Israël a rejeté mardi sur le cabinet palestinien dirigé par le mouvement islamiste Hamas la responsabilité de l'attentat-suicide de Tel-Aviv survenu la veille, sans engager de représailles à ce stade.

«Israël rejette la responsabilité de cet attentat sur le gouvernement du Hamas vu qu'il ne l'a pas condamné», a annoncé un haut responsable gouvernemental israélien à l'issue d'une réunion interministérielle. «Le gouvernement a donc décidé de retirer les cartes de résident israélien (de Jérusalem-Est annexée) à des membres du Hamas», selon la même source officielle.

Cartes d'identité retirées

Le premier ministre en exercice, Ehoud Olmert, a pris cette décision à la suite de consultations avec Shaoul Mofaz, Tzipi Livni et Gideon Ezra, respectivement ministres de la Défense, des Affaires étrangères et de la Sécurité intérieure. Selon la radio publique, il a été décidé de retirer les cartes d'identité israélienne à trois députés du Hamas originaires de Jérusalem, Mohamad Abou Tir, Mohamad Totah et Ahmad Attoun.

Ces cartes de résident qu'Israël délivre aux 200000 Palestiniens de Jérusalem-Est les autorisent à séjourner dans la ville, à voter pour les élections municipales, à bénéficier des assurances sociales et à circuler librement, y compris en territoire israélien. Ahmad Attoun s'est élevé contre cette décision. «Il s'agit d'une expulsion forcée de Jérusalem. Cette mesure vise à vider la ville de ses habitants (palestiniens) et elle viole l'accord entre le gouvernement israélien et l'Autorité palestinienne sur la participation des Palestiniens de Jérusalem aux élections», a-t-il affirmé.

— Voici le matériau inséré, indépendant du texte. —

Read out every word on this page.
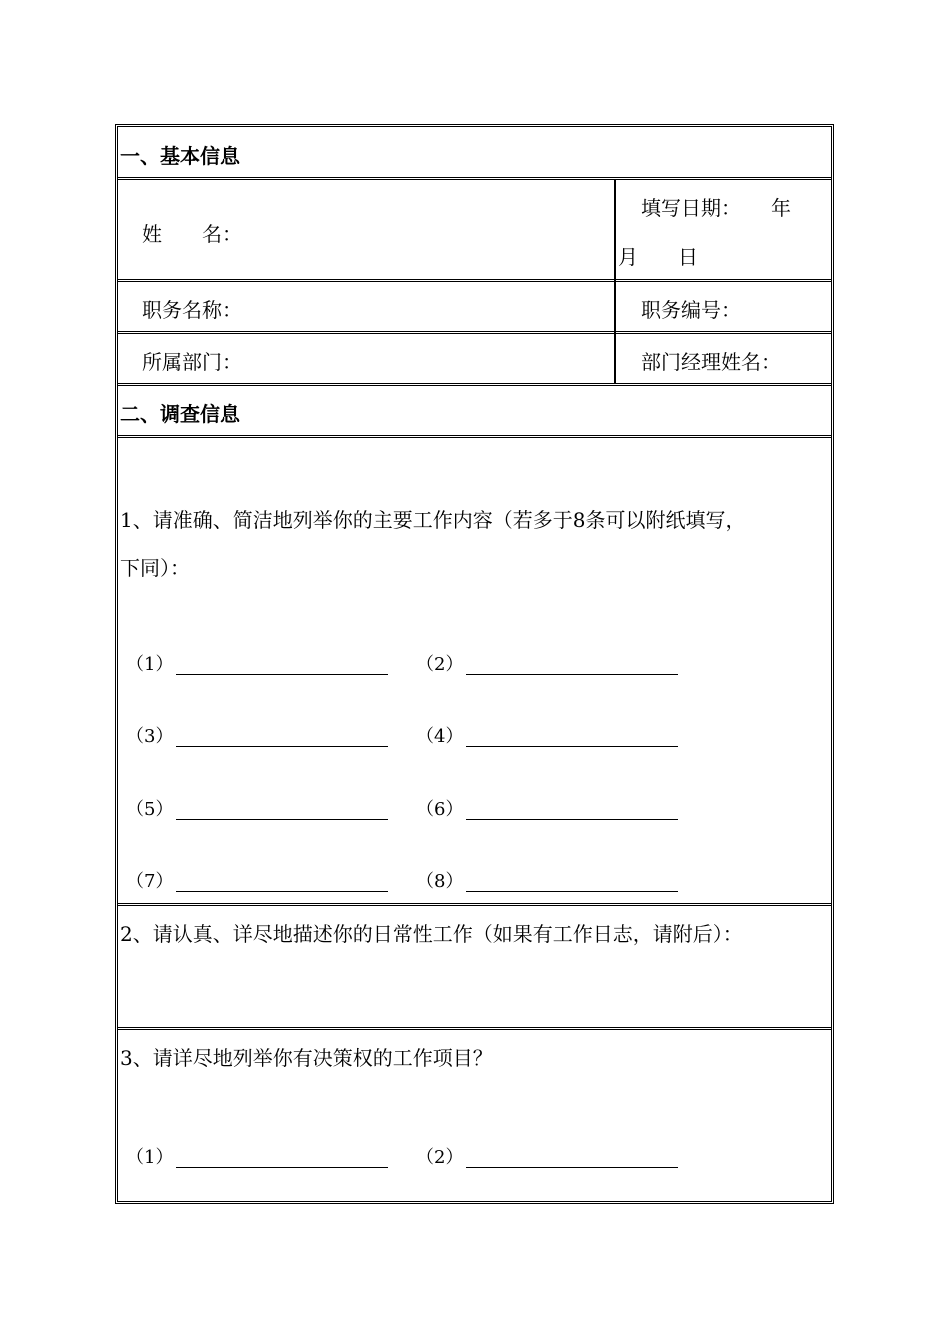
一、基本信息
姓　　名：
填写日期：　　年
月　　日
职务名称：	职务编号：
所属部门：	部门经理姓名：
二、调查信息
1、请准确、简洁地列举你的主要工作内容（若多于8条可以附纸填写，
下同）：
（1）	（2）
（3）	（4）
（5）	（6）
（7）	（8）
2、请认真、详尽地描述你的日常性工作（如果有工作日志，请附后）：
3、请详尽地列举你有决策权的工作项目？
（1）	（2）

La radio a également indiqué que l'armée a obtenu un nouvel aval pour des opérations «d'éliminations ciblées» visant «tous ceux qui sont impliqués dans le terrorisme» y compris des responsables du Hamas et du gouvernement dirigé par ce mouvement islamiste.

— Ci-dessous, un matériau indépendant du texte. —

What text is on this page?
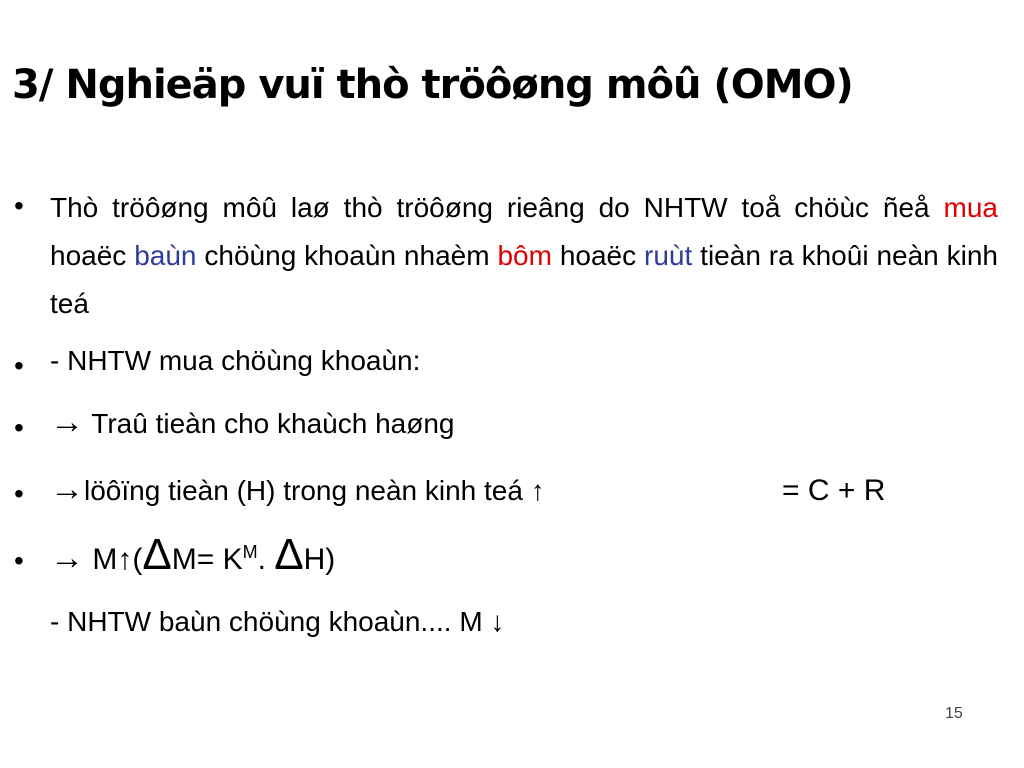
3/ Nghieäp vuï thò tröôøng môû (OMO)
• Thò tröôøng môû laø thò tröôøng rieâng do NHTW toå chöùc ñeå mua hoaëc baùn chöùng khoaùn nhaèm bôm hoaëc ruùt tieàn ra khoûi neàn kinh teá
• - NHTW mua chöùng khoaùn:
• → Traû tieàn cho khaùch haøng
• →löôïng tieàn (H) trong neàn kinh teá ↑	= C + R
• → M↑(ΔM= $K^M$. ΔH)
- NHTW baùn chöùng khoaùn.... M ↓
15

L'attentat-suicide de Tel-Aviv, revendiqué par le Djihad islamique, un groupe radical, est le premier commis en Israël depuis l'entrée en fonction du gouvernement Hamas fin mars. Le premier ministre palestinien, Ismaïl Haniyeh, a implicitement justifié l'attentat en affirmant mardi que «la poursuite de l'occupation et des agressions» israéliennes était à l'origine du cycle de violence dans la région.

Bush appelle à la retenue

Pour sa part, le président américain, George Bush, a appelé à la retenue Israël et toutes les parties au conflit israélo-palestinien. «Je déplore fermement la mort d'innocents et l'attaque perpétrée contre les gens en Israël hier, cela est injustifié et cela est inutile», a-t-il déclaré avant d'ajouter: «J'ai constamment rappelé à toutes les parties qu'elles doivent réfléchir à leurs actions, quelles qu'elles soient, et à leurs conséquences. Notre objectif est de parvenir à ce que deux Etats vivent en paix côte à côte.»

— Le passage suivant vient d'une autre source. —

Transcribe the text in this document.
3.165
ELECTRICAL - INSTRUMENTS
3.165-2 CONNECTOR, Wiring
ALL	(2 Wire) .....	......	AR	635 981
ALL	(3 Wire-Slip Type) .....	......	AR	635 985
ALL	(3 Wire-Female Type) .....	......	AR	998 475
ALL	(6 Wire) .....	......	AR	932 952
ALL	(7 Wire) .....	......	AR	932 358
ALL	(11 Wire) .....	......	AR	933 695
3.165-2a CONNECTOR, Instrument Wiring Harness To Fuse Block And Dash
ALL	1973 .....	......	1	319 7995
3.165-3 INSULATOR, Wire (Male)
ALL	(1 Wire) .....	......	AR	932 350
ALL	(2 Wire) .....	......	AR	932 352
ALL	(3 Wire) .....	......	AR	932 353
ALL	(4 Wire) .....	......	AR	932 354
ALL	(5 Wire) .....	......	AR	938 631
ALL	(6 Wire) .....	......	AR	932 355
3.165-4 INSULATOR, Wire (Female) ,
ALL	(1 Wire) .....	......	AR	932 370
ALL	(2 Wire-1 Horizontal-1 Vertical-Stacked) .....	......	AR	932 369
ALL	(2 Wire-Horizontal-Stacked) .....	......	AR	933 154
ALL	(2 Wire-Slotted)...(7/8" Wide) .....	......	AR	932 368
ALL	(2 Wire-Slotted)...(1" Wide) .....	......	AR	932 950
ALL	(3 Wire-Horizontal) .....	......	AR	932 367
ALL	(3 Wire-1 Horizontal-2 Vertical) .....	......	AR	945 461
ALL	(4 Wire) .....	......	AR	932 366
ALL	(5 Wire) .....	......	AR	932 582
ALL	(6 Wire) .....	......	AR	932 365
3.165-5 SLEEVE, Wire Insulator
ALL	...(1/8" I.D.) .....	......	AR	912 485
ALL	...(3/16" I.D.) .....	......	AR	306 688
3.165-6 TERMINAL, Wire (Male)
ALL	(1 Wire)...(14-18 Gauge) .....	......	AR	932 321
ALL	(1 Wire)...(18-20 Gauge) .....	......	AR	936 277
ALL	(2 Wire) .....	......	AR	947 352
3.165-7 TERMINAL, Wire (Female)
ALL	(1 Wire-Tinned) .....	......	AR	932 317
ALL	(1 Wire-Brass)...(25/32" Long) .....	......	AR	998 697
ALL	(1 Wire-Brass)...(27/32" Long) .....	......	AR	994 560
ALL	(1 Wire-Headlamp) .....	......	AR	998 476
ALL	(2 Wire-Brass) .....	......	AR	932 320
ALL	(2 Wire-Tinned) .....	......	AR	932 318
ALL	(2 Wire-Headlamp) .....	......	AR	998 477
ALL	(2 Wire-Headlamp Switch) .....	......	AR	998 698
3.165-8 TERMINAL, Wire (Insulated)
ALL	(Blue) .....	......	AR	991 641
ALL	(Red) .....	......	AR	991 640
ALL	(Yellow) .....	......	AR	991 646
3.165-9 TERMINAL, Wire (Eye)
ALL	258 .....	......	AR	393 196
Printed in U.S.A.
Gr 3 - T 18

Selon des responsables militaires, l'armée israélienne a arrêté 38 Palestiniens, dont le père du kamikaze responsable de l'attentat de Tel-Aviv, dans les régions de Jénine et de Naplouse en Cisjordanie. Sur le terrain, la police israélienne était placée en état d'alerte renforcé par crainte d'autres attentats. Des renforts ont été déployés sur les routes autour de Jérusalem et le long de la «ligne verte», séparant la Cisjordanie du territoire israélien, ainsi que dans les centres-villes.

Parmi les victimes de l'attentat figurent six Israéliens ainsi qu'une touriste française de 75 ans et deux travailleuses immigrées d'origine roumaine. Trente-six blessés étaient hospitalisés mardi. Dans la bande de Gaza, des groupes armés palestiniens ont réclamé mardi des «excuses» au président palestinien, Mahmoud Abbas, à la suite de ses déclarations qualifiant de «méprisable» l'attentat de Tel-Aviv. Le communiqué est signé par les Comités de résistance populaire et par trois cellules des Brigades des martyrs d'Al-Aqsa, groupe armé issu du Fatah, le mouvement de M. Abbas.

A l'étranger, l'attentat a été quasi unanimement condamné. Le gouvernement japonais a menacé de suspendre son aide économique à l'Autorité palestinienne, craignant que l'attentat de Tel-Aviv ne marque le début d'un regain de violence au Proche-Orient.